Before you have any injection filler treatment to the face, know exactly what type of filler is going to be used…..and why. I find that many patients who have had injectable filler treatments before can not tell me what was used. While the scientific composition of the material is not really important to the patient, what was used and how did it work or how long it lasted is important for future injectable filler treatments, whether it is done by the same or different physician injector.
In general, the vast majority of injectable filler treatments are doneCornelius cheek filler in either the lips or the nasolabial folds (cheek-lip grooves). Unlike Botox® injections which is done over a broader surface area, injectable filler treatments are more specific to one area that is well-defined. Most patients do have a good recollection as to what areas were filled.
One of the best benefits of injectable filler treatments, and an expected outcome, is that the benefits of the injections (unlike Botox®) will be immediately seen. However, it is important to understand that no filling treatment is permanent. Injection treatments will have to be repeated based on the expected length of time the filler will last for the results to be maintained.
The most common adverse result from an injectable filler treatment, albeit it only temporary, is that the result may be over- or undercorrected or it may not be perfectly smooth and even.
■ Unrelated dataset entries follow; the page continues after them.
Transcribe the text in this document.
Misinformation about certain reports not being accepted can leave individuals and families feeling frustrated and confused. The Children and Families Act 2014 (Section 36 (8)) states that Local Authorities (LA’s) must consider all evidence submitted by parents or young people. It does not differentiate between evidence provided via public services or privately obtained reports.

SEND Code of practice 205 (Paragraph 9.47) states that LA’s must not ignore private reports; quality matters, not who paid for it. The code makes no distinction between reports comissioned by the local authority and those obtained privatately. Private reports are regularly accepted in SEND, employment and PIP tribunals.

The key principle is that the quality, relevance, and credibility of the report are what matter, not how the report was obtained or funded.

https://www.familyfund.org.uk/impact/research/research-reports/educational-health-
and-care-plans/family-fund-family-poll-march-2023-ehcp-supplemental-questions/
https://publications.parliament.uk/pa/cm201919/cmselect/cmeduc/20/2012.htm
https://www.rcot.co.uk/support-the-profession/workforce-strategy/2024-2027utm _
Injecting fillers is an art form and not an exact science. Also, there may occasionally be some bruising in a small area or two. Very rarely, it is possible that one may have a localized allergic reaction to the material which appears as redness and swelling. This may go away on its own or could require some steroid injections if it persists.
Lastly, each injectable filler is charged based on a full syringe cost. That is an easy number to know before treatment by asking…and it should be told to you without asking. Some practices charge you for a full syringe whether you use it or not. Others only charge by the amount of the syringe used. Ask what the practice policy is in advance.